Scaling laws — Kaplan, Chinchilla, and after

10 atomic recall cards. Export to Anki and let spaced repetition do its slow work.

In Anki: File → Import, choose this TSV, set field separator to Tab, deck = Tokens to Embodied Minds · Ch 09, note type = Basic.

Front	Back
State Kaplan et al.'s headline scaling result for loss as a function of parameter count.	L(N) ~ N^(-0.076) with data held large — loss follows a power law in parameter count with exponent -0.076.
What is an IsoFLOP experiment?	Train multiple model sizes at the same total compute budget (same C = 6ND FLOPs), varying N and D inversely. Plot final loss vs N to find the compute-optimal model size for that C.
What is the Chinchilla compute-optimal training recipe?	N_opt ~ C^0.5 / 1.7 and D_opt ~ 1.7 * C^0.5. Parameters and tokens should scale roughly equally with compute. At C=1e23, this gives ~70B params and ~1.4T tokens.
Why does the compute-optimal model differ from the deployment-optimal model?	Compute-optimal minimizes pretraining loss for a fixed training budget. Deployment-optimal minimizes total cost (training + serving). At high query volume, a smaller model trained on more tokens is cheaper to serve and often competitive in quality.
What is inference-time scaling and which models first demonstrated it?	Allocating more compute at test time — extended chain-of-thought, verification, backtracking. o1 (OpenAI, September 2024) and DeepSeek-R1 (January 2025) demonstrated that reasoning quality scales with test-time compute on math and code tasks.

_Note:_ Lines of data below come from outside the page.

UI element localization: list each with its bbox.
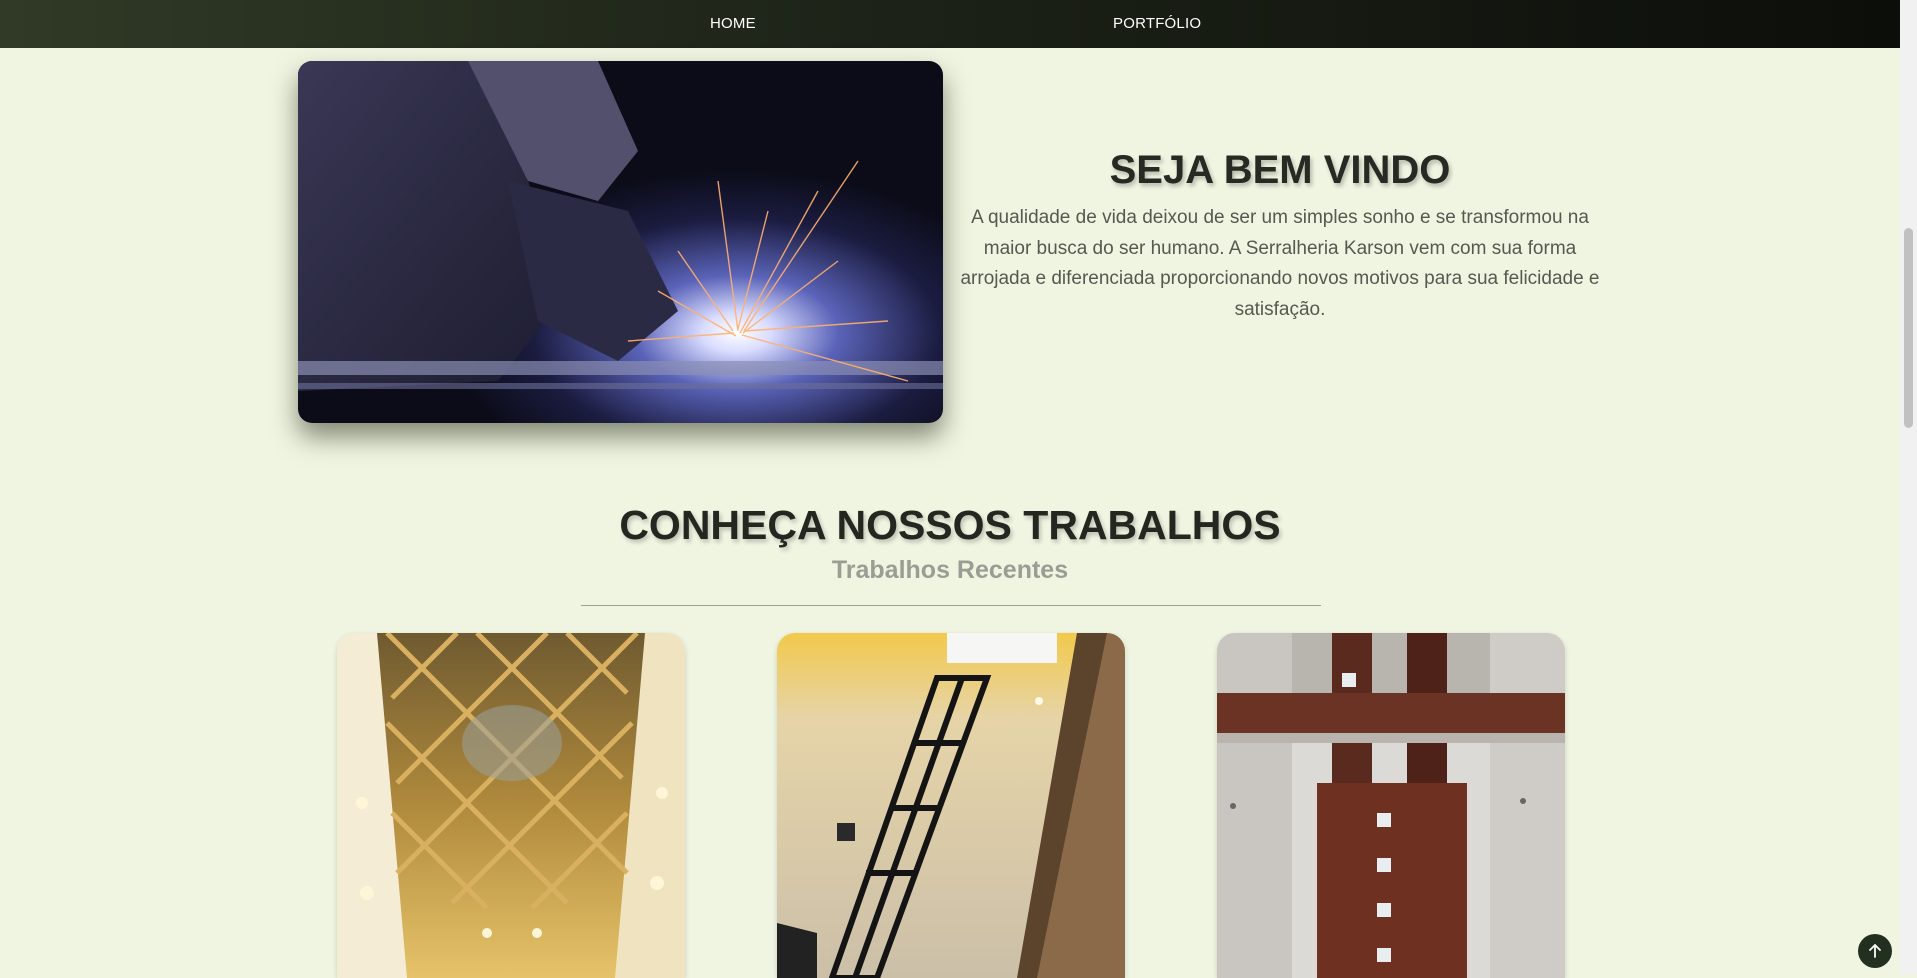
nav-portfolio-link[interactable]: PORTFÓLIO (1113, 0, 1201, 48)
nav-home-link[interactable]: HOME (710, 0, 756, 48)
arrow-up-icon (1869, 944, 1881, 958)
works-section-subtitle: Trabalhos Recentes (831, 556, 1069, 584)
mirror-ceiling-photo-icon (337, 633, 685, 978)
work-card-shower-door[interactable] (777, 633, 1125, 978)
section-divider (581, 605, 1321, 606)
works-section-title: CONHEÇA NOSSOS TRABALHOS (619, 502, 1281, 548)
back-to-top-button[interactable] (1858, 934, 1892, 968)
welding-photo-icon (298, 61, 943, 423)
work-card-steel-door[interactable] (1217, 633, 1565, 978)
welding-image (298, 61, 943, 423)
corten-steel-door-photo-icon (1217, 633, 1565, 978)
work-card-mirror-ceiling[interactable] (337, 633, 685, 978)
top-navbar: HOME PORTFÓLIO (0, 0, 1900, 48)
glass-shower-door-photo-icon (777, 633, 1125, 978)
page-scrollbar[interactable] (1900, 0, 1917, 974)
welcome-title: SEJA BEM VINDO (1109, 148, 1451, 192)
welcome-paragraph: A qualidade de vida deixou de ser um sim… (960, 207, 1600, 320)
scrollbar-thumb[interactable] (1904, 228, 1913, 428)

Why do scaling laws predict pretraining loss but not always downstream task performance?	The mapping from pretraining loss to task accuracy is nonlinear and task-specific. A 10% perplexity reduction may yield a 20% improvement on coding and 3% on summarization. Downstream evals must be run independently.
What is the difference between Kaplan's and Chinchilla's view on data vs model size?	Kaplan (2020): parameters matter more than data. Chinchilla (2022): parameters and tokens should scale equally. Kaplan's bias came from not holding compute fixed when varying model size.

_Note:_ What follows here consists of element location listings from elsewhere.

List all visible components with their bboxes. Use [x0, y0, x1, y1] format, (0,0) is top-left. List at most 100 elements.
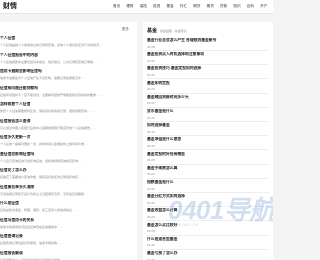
article-summary: 征信是依法收集、整理、保存、加工自然人的信用信息…… [0, 208, 79, 212]
article-item[interactable]: 征信有问题还能贷款吗 征信有问题并不一定不能贷款，主要看问题的严重程度和贷款机构的… [0, 86, 137, 97]
fund-article-item[interactable]: 基金赎回到账时间多少天 05-08 [147, 95, 269, 108]
divider [147, 106, 269, 108]
divider [147, 78, 269, 80]
divider [147, 248, 269, 250]
fund-article-item[interactable]: 货币基金是什么 05-08 [147, 109, 269, 122]
fund-article-date: 05-08 [147, 243, 155, 248]
article-title[interactable]: 个人征信 [0, 36, 137, 41]
fund-article-date: 05-08 [147, 101, 155, 106]
fund-article-title[interactable]: 货币基金是什么 [147, 109, 269, 114]
nav-item[interactable]: 外汇 [180, 4, 187, 9]
nav-item[interactable]: 期货 [207, 4, 214, 9]
article-title[interactable]: 征信报告怎么查询 [0, 119, 137, 124]
nav-item[interactable]: 开户 [260, 4, 267, 9]
fund-article-title[interactable]: 基金投资技巧 基金定投如何选择 [147, 66, 269, 71]
article-item[interactable]: 怎样修复个人征信 修复个人征信需要按时还款，保持良好的信用记录，避免频繁查询…… [0, 102, 137, 113]
top-bar: 财情 首页 理财 保险 投资 基金 外汇 期货 期货 贷款 知识 百科 开户 [0, 0, 273, 14]
main-nav: 首页 理财 保险 投资 基金 外汇 期货 期货 贷款 知识 百科 开户 [113, 4, 273, 9]
divider [147, 177, 269, 179]
left-column: 更多 个人征信 个人征信是指个人信用信息的记录和查询，反映个人借贷和还款行为的情况… [0, 22, 137, 260]
article-item[interactable]: 征信报告解读 征信报告由个人基本信息和信贷交易信息组成…… [0, 251, 137, 260]
article-item[interactable]: 征信与信用卡的关系 信用卡的使用情况会直接体现在征信报告中…… [0, 218, 137, 229]
article-title[interactable]: 征信报告解读 [0, 251, 137, 256]
article-summary: 个人自己查询征信不会影响征信，但机构频繁查询会有影响…… [0, 158, 85, 163]
article-item[interactable]: 征信黑名单多久消除 不良信用记录自不良行为终止之日起保存五年，五年后自动删除…… [0, 185, 137, 196]
article-item[interactable]: 什么是征信征信是依法收集、整理、保存、加工自然人的信用信息…… [0, 201, 137, 212]
article-item[interactable]: 查征信会影响征信吗 个人自己查询征信不会影响征信，但机构频繁查询会有影响…… [0, 152, 137, 163]
article-title[interactable]: 征信多久更新一次 [0, 135, 137, 140]
article-summary: 信用卡的使用情况会直接体现在征信报告中…… [0, 224, 64, 229]
divider [147, 163, 269, 165]
divider [147, 135, 269, 137]
nav-item[interactable]: 贷款 [220, 4, 227, 9]
article-item[interactable]: 征信多久更新一次 个人征信一般每月更新一次，具体时间以金融机构上报时间为准…… [0, 135, 137, 146]
fund-article-item[interactable]: 基金行业总会怎么产生 合理规划基金账号 05-08 [147, 38, 269, 51]
fund-article-item[interactable]: 基金亏损了怎么办 05-08 [147, 251, 269, 260]
nav-item[interactable]: 百科 [247, 4, 254, 9]
article-title[interactable]: 查征信会影响征信吗 [0, 152, 137, 157]
article-title[interactable]: 个人征信报告中的内容 [0, 53, 137, 58]
fund-article-title[interactable]: 基金亏损了怎么办 [147, 251, 269, 256]
article-title[interactable]: 信用卡逾期会影响征信吗 [0, 69, 137, 74]
divider [147, 64, 269, 66]
fund-article-item[interactable]: 基金投资技巧 基金定投如何选择 05-08 [147, 66, 269, 80]
nav-item[interactable]: 基金 [167, 4, 174, 9]
nav-item[interactable]: 投资 [153, 4, 160, 9]
fund-article-title[interactable]: 基金手续费怎么算 [147, 166, 269, 171]
article-title[interactable]: 征信黑名单多久消除 [0, 185, 137, 190]
fund-article-date: 05-08 [147, 72, 155, 77]
fund-article-date: 05-08 [147, 158, 155, 163]
fund-article-title[interactable]: 基金投资买入时机选择和注意事项 [147, 52, 269, 57]
nav-item[interactable]: 理财 [126, 4, 133, 9]
fund-article-date: 05-08 [147, 143, 155, 148]
article-item[interactable]: 征信报告怎么查询 可以通过中国人民银行征信中心官网或者银行网点查询个人征信报告…… [0, 119, 137, 130]
fund-article-item[interactable]: 基金如何定投 05-08 [147, 81, 269, 94]
article-title[interactable]: 征信查询记录 [0, 234, 137, 239]
nav-item[interactable]: 保险 [140, 4, 147, 9]
article-title[interactable]: 怎样修复个人征信 [0, 102, 137, 107]
article-item[interactable]: 个人征信报告中的内容 个人征信报告中主要包括基本信息、信贷信息、公共记录和查询记录… [0, 53, 137, 64]
article-item[interactable]: 征信查询记录 征信查询记录包括贷款审批、信用卡审批等…… [0, 234, 137, 245]
fund-article-date: 05-08 [147, 229, 155, 234]
fund-article-item[interactable]: 什么是混合型基金 05-08 [147, 237, 269, 250]
fund-article-item[interactable]: 基金定投的好处有哪些 05-08 [147, 152, 269, 165]
fund-article-item[interactable]: 如何选择基金 05-08 [147, 123, 269, 137]
fund-article-item[interactable]: 基金手续费怎么算 05-08 [147, 166, 269, 179]
fund-article-title[interactable]: 什么是混合型基金 [147, 237, 269, 242]
article-summary: 征信有问题并不一定不能贷款，主要看问题的严重程度和贷款机构的要求…… [0, 92, 103, 97]
article-title[interactable]: 什么是征信 [0, 201, 137, 206]
fund-article-title[interactable]: 基金如何定投 [147, 81, 269, 86]
site-logo[interactable]: 财情 [3, 1, 17, 11]
fund-article-item[interactable]: 基金净值是什么意思 05-08 [147, 137, 269, 151]
article-item[interactable]: 信用卡逾期会影响征信吗 信用卡逾期会对个人征信产生不良影响，逾期记录会保留五年…… [0, 69, 137, 80]
fund-article-title[interactable]: 基金行业总会怎么产生 合理规划基金账号 [147, 38, 269, 43]
breadcrumb: 基金经验 · 基金知识 [160, 29, 187, 33]
fund-article-date: 05-08 [147, 87, 155, 92]
fund-article-title[interactable]: 指数基金是什么 [147, 180, 269, 185]
fund-article-title[interactable]: 基金净值是什么意思 [147, 137, 269, 142]
article-summary: 可以通过中国人民银行征信中心官网或者银行网点查询个人征信报告…… [0, 125, 97, 130]
divider [147, 50, 269, 51]
fund-article-title[interactable]: 如何选择基金 [147, 123, 269, 128]
article-title[interactable]: 征信花了怎么办 [0, 168, 137, 173]
more-link[interactable]: 更多 [122, 27, 129, 32]
fund-article-date: 05-08 [147, 115, 155, 120]
watermark-sub: WWW.0401.CN [170, 222, 199, 227]
fund-article-date: 05-08 [147, 129, 155, 134]
fund-article-date: 05-08 [147, 44, 155, 49]
article-summary: 征信查询记录包括贷款审批、信用卡审批等…… [0, 241, 64, 245]
divider [147, 121, 269, 122]
nav-item[interactable]: 期货 [193, 4, 200, 9]
article-item[interactable]: 个人征信 个人征信是指个人信用信息的记录和查询，反映个人借贷和还款行为的情况…… [0, 36, 137, 47]
nav-item[interactable]: 知识 [233, 4, 240, 9]
section-title: 基金 [147, 28, 158, 34]
article-title[interactable]: 征信有问题还能贷款吗 [0, 86, 137, 91]
fund-article-date: 05-08 [147, 172, 155, 177]
divider [147, 92, 269, 94]
article-title[interactable]: 征信与信用卡的关系 [0, 218, 137, 223]
fund-article-title[interactable]: 基金定投的好处有哪些 [147, 152, 269, 157]
fund-article-item[interactable]: 基金投资买入时机选择和注意事项 05-08 [147, 52, 269, 66]
nav-item[interactable]: 首页 [113, 4, 120, 9]
fund-article-title[interactable]: 基金赎回到账时间多少天 [147, 95, 269, 100]
article-item[interactable]: 征信花了怎么办 征信花了需要减少查询次数，保持良好的还款记录逐步恢复…… [0, 168, 137, 179]
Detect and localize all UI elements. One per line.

For what type of tasks does inference-time scaling NOT help much?	Tasks without verifiable correct answers: factual recall, open-ended generation, multi-modal tasks without a checking mechanism. Chain-of-thought helps most when there is a clear scoring signal (math, code, formal proofs).

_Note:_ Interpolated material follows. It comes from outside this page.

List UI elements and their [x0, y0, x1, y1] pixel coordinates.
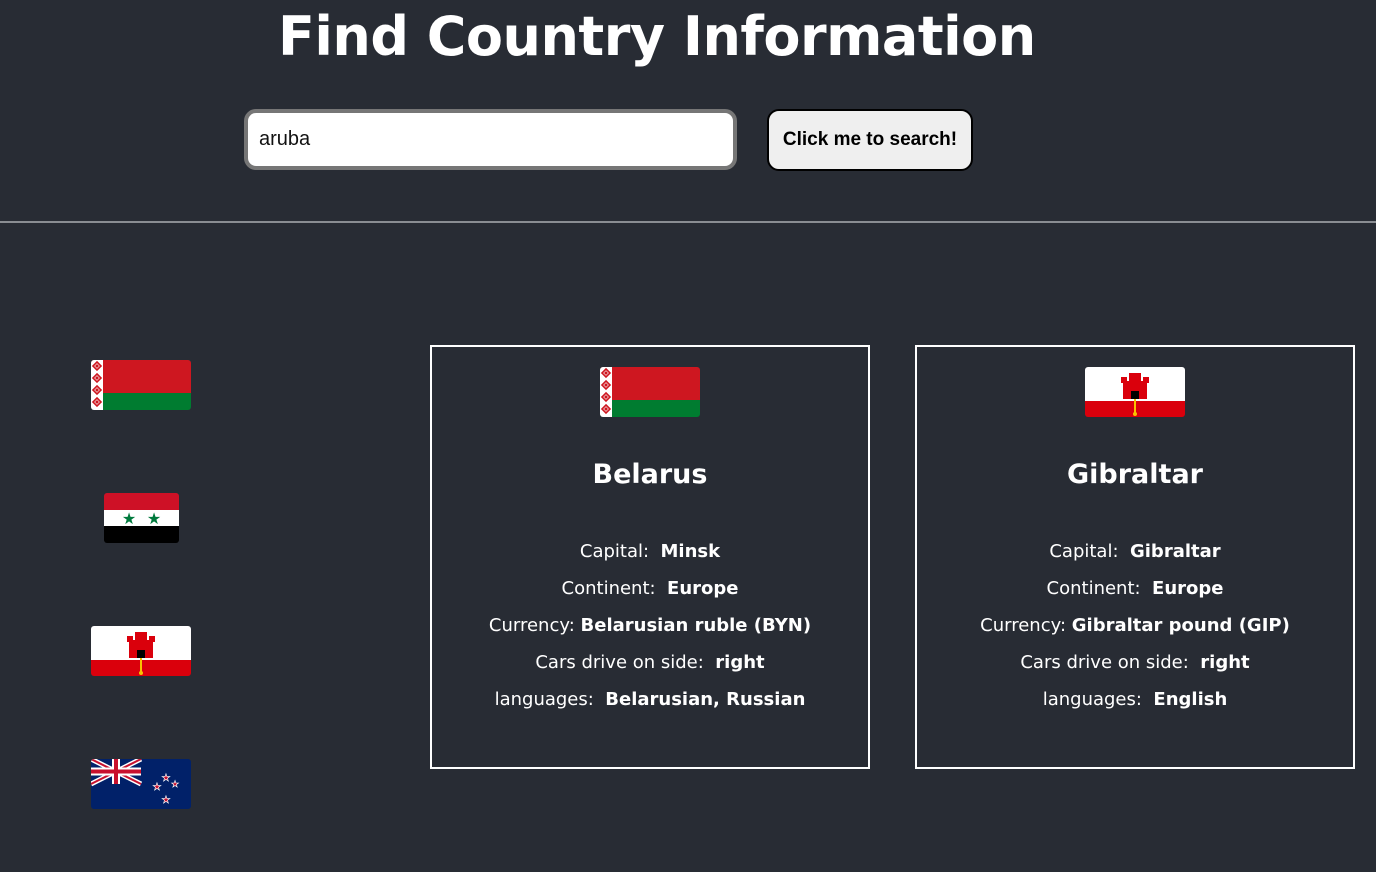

Approximately how much did training compute increase from GPT-3 to Llama 3 70B?	GPT-3: ~3.14e23 FLOPs. Llama 3 70B on 15T tokens: ~6ND = 670B*15T ≈ 6.3e24 FLOPs. Roughly 20x more compute — primarily invested in data, not parameters.
How would you use scaling law analysis to budget a custom VLA fine-tuning run?	Run IsoFLOP ablations at small scale (3-5 model sizes, C=1e17 FLOPs each) on your demonstration split. Fit the compute-optimal curve. Extrapolate to your actual compute budget to predict the optimal model size and token count before committing to a full training run.